Tal y como publica SINC, históricamente, la responsabilidad de la fecundación humana siempre ha recaído en las mujeres. Con el retraso de la maternidad y el aumento de las complicaciones para lograr un embarazo, la investigación sobre reproducción ha focalizado sus esfuerzos en el factor femenino.

Pese a esto, en los últimos años la ciencia de la fertilidad ha empezado a mirar seriamente hacia el varón y, concretamente, a su semen. La última revisión científica publicada a finales de 2017 en la revista ‘Human Reproduction Update’ afirma que el semen de los hombres occidentales es peor ahora que hace 40 años.

Sobre el caso concreto de España hay pocos estudios, pero todo apunta a que también se está produciendo esta caída. En 2008 se publicó una investigación realizada en más de 60 centros de reproducción asistida de todas las comunidades autónomas que constató la gran disparidad geográfica en cuanto a calidad seminal que existe en el país.

Mientras que en Galicia apenas un 8,5% de los jóvenes posee una concentración de espermatozoides inferior a los valores aceptables por la Organización Mundial de la Salud (OMS), en Andalucía, Madrid y País Vasco las cifras se elevan hasta el 13,7%, el 14,8% y el 18,7 %, respectivamente; y llegan al 22,7% en Cataluña y Comunidad Valenciana.

Falta por saber cómo afectarán estos datos al futuro de la capacidad de reproducción. Aunque por el momento no se ha observado el descenso en las tasas de concepción natural que podría esperarse dada la disminución de los recuentos de espermatozoides, comienzan a saltar las alertas respecto a la evolución de la fertilidad masculina.

Cada vez más niños nacen después de tratamientos de fertilidad pero, a pesar del aumento del uso de la reproducción asistida, las tasas de fecundidad en muchos países como España siguen estando muy por debajo de la tasa de reemplazo (2,1 hijos por mujer).

Hoy en día la única herramienta aceptada para evaluar la fertilidad masculina es el análisis básico del semen o seminograma, que no resulta del todo útil dada su limitada especificidad y sensibilidad, por lo que no permite determinar con certeza si un individuo es fértil o no.

En la misma línea del estudio de Mendiola está una investigación publicada en octubre de 2018 que muestra el aumento de un 9% del riesgo de los hombres de precisar tratamientos de fertilidad para ser padres (de un 12,4 % en 2004 a un 21,3 % en 2017).
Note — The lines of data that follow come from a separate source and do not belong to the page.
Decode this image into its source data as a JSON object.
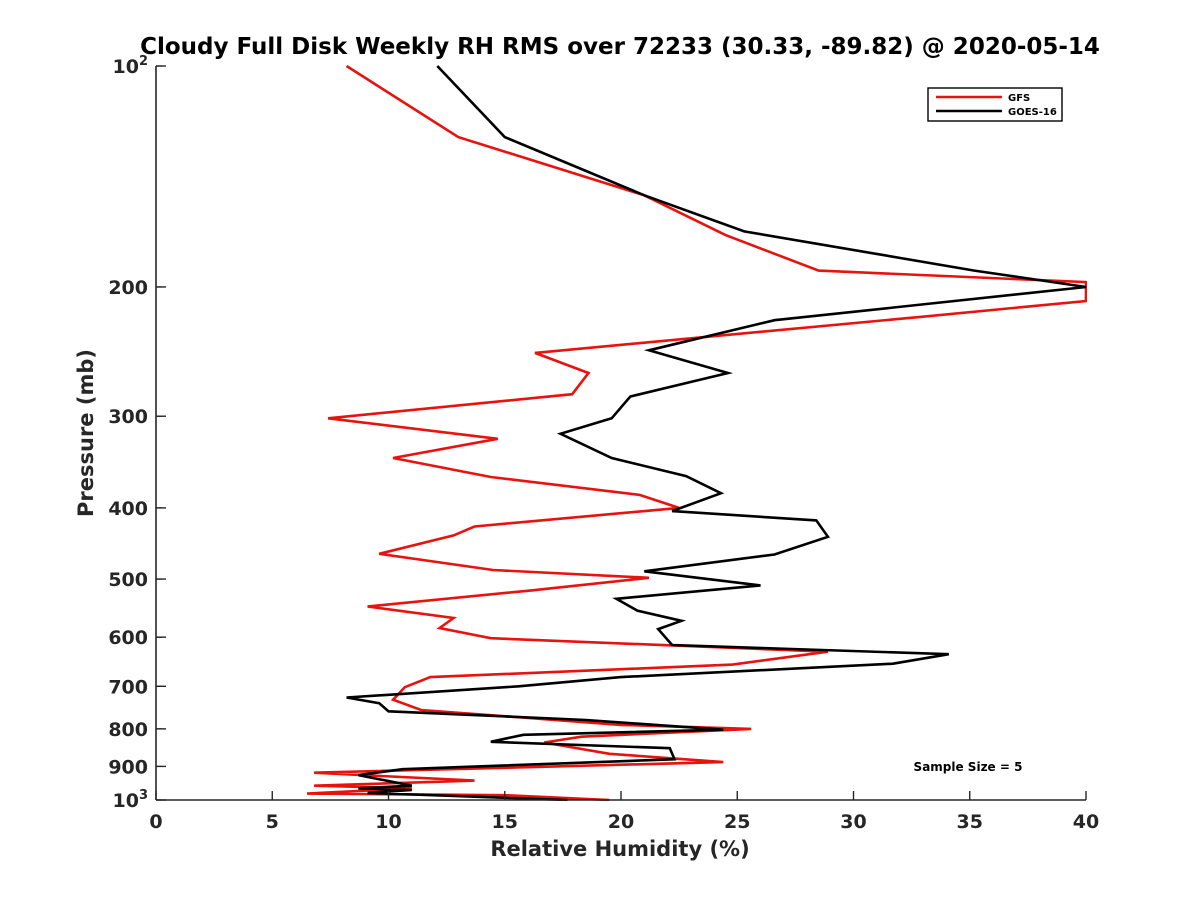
{
  "chart_data": {
    "type": "line",
    "title": "Cloudy Full Disk Weekly RH RMS over 72233 (30.33, -89.82) @ 2020-05-14",
    "xlabel": "Relative Humidity (%)",
    "ylabel": "Pressure (mb)",
    "xlim": [
      0,
      40
    ],
    "ylim": [
      100,
      1000
    ],
    "y_scale": "log",
    "y_reversed": true,
    "x_ticks": [
      0,
      5,
      10,
      15,
      20,
      25,
      30,
      35,
      40
    ],
    "x_tick_labels": [
      "0",
      "5",
      "10",
      "15",
      "20",
      "25",
      "30",
      "35",
      "40"
    ],
    "y_ticks": [
      {
        "value": 100,
        "base": "10",
        "exp": "2"
      },
      {
        "value": 200,
        "label": "200"
      },
      {
        "value": 300,
        "label": "300"
      },
      {
        "value": 400,
        "label": "400"
      },
      {
        "value": 500,
        "label": "500"
      },
      {
        "value": 600,
        "label": "600"
      },
      {
        "value": 700,
        "label": "700"
      },
      {
        "value": 800,
        "label": "800"
      },
      {
        "value": 900,
        "label": "900"
      },
      {
        "value": 1000,
        "base": "10",
        "exp": "3"
      }
    ],
    "legend": {
      "location": "top-right"
    },
    "annotation": "Sample Size = 5",
    "series": [
      {
        "name": "GFS",
        "color": "#e8120f",
        "points": [
          [
            8.2,
            100
          ],
          [
            13.0,
            125
          ],
          [
            21.0,
            150
          ],
          [
            24.5,
            170
          ],
          [
            28.5,
            190
          ],
          [
            40.0,
            197
          ],
          [
            40.0,
            209
          ],
          [
            32.7,
            220
          ],
          [
            16.3,
            246
          ],
          [
            18.6,
            262
          ],
          [
            17.9,
            280
          ],
          [
            7.4,
            302
          ],
          [
            14.7,
            322
          ],
          [
            10.2,
            342
          ],
          [
            14.4,
            363
          ],
          [
            20.8,
            384
          ],
          [
            22.5,
            400
          ],
          [
            13.7,
            424
          ],
          [
            12.8,
            436
          ],
          [
            9.6,
            462
          ],
          [
            14.5,
            486
          ],
          [
            21.2,
            498
          ],
          [
            16.2,
            518
          ],
          [
            9.1,
            545
          ],
          [
            12.8,
            565
          ],
          [
            12.2,
            583
          ],
          [
            14.4,
            602
          ],
          [
            28.9,
            628
          ],
          [
            24.8,
            654
          ],
          [
            11.8,
            680
          ],
          [
            10.7,
            702
          ],
          [
            10.2,
            730
          ],
          [
            11.4,
            754
          ],
          [
            20.0,
            790
          ],
          [
            25.6,
            800
          ],
          [
            18.3,
            820
          ],
          [
            16.7,
            835
          ],
          [
            19.5,
            865
          ],
          [
            24.4,
            888
          ],
          [
            6.8,
            918
          ],
          [
            13.7,
            941
          ],
          [
            6.8,
            956
          ],
          [
            11.0,
            964
          ],
          [
            6.5,
            980
          ],
          [
            15.0,
            985
          ],
          [
            19.5,
            1000
          ]
        ]
      },
      {
        "name": "GOES-16",
        "color": "#000000",
        "points": [
          [
            12.1,
            100
          ],
          [
            15.0,
            125
          ],
          [
            21.0,
            150
          ],
          [
            25.3,
            168
          ],
          [
            35.2,
            190
          ],
          [
            40.0,
            200
          ],
          [
            26.6,
            222
          ],
          [
            21.2,
            244
          ],
          [
            24.6,
            262
          ],
          [
            20.4,
            282
          ],
          [
            19.6,
            302
          ],
          [
            17.4,
            317
          ],
          [
            19.6,
            342
          ],
          [
            22.8,
            362
          ],
          [
            24.3,
            382
          ],
          [
            22.2,
            404
          ],
          [
            28.4,
            416
          ],
          [
            28.9,
            438
          ],
          [
            26.6,
            463
          ],
          [
            21.0,
            488
          ],
          [
            26.0,
            510
          ],
          [
            19.8,
            532
          ],
          [
            20.7,
            552
          ],
          [
            22.6,
            570
          ],
          [
            21.6,
            585
          ],
          [
            22.2,
            615
          ],
          [
            34.1,
            633
          ],
          [
            31.7,
            652
          ],
          [
            20.0,
            680
          ],
          [
            15.6,
            700
          ],
          [
            8.2,
            725
          ],
          [
            9.6,
            738
          ],
          [
            10.0,
            757
          ],
          [
            18.5,
            778
          ],
          [
            24.4,
            802
          ],
          [
            15.8,
            815
          ],
          [
            14.4,
            833
          ],
          [
            22.1,
            850
          ],
          [
            22.3,
            880
          ],
          [
            10.6,
            908
          ],
          [
            8.7,
            925
          ],
          [
            11.0,
            956
          ],
          [
            8.7,
            964
          ],
          [
            11.0,
            969
          ],
          [
            9.1,
            978
          ],
          [
            17.7,
            1000
          ]
        ]
      }
    ]
  }
}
La muestra, formada por cerca de 120.000 individuos españoles y americanos, es la más grande utilizada hasta la fecha en la literatura científica mundial.

«Por un lado, confirma el declive en la calidad del semen en los varones infértiles como ocurre en la población general», explica a Sinc Nicolás Garrido, director de la Fundación IVI y coautor del estudio. «Y por otro, este descenso tiene repercusión clínica con efecto evidente en la fertilidad masculina: como la calidad está más afectada, se requieren técnicas de reproducción asistida más complejas con respecto a hace una o dos décadas».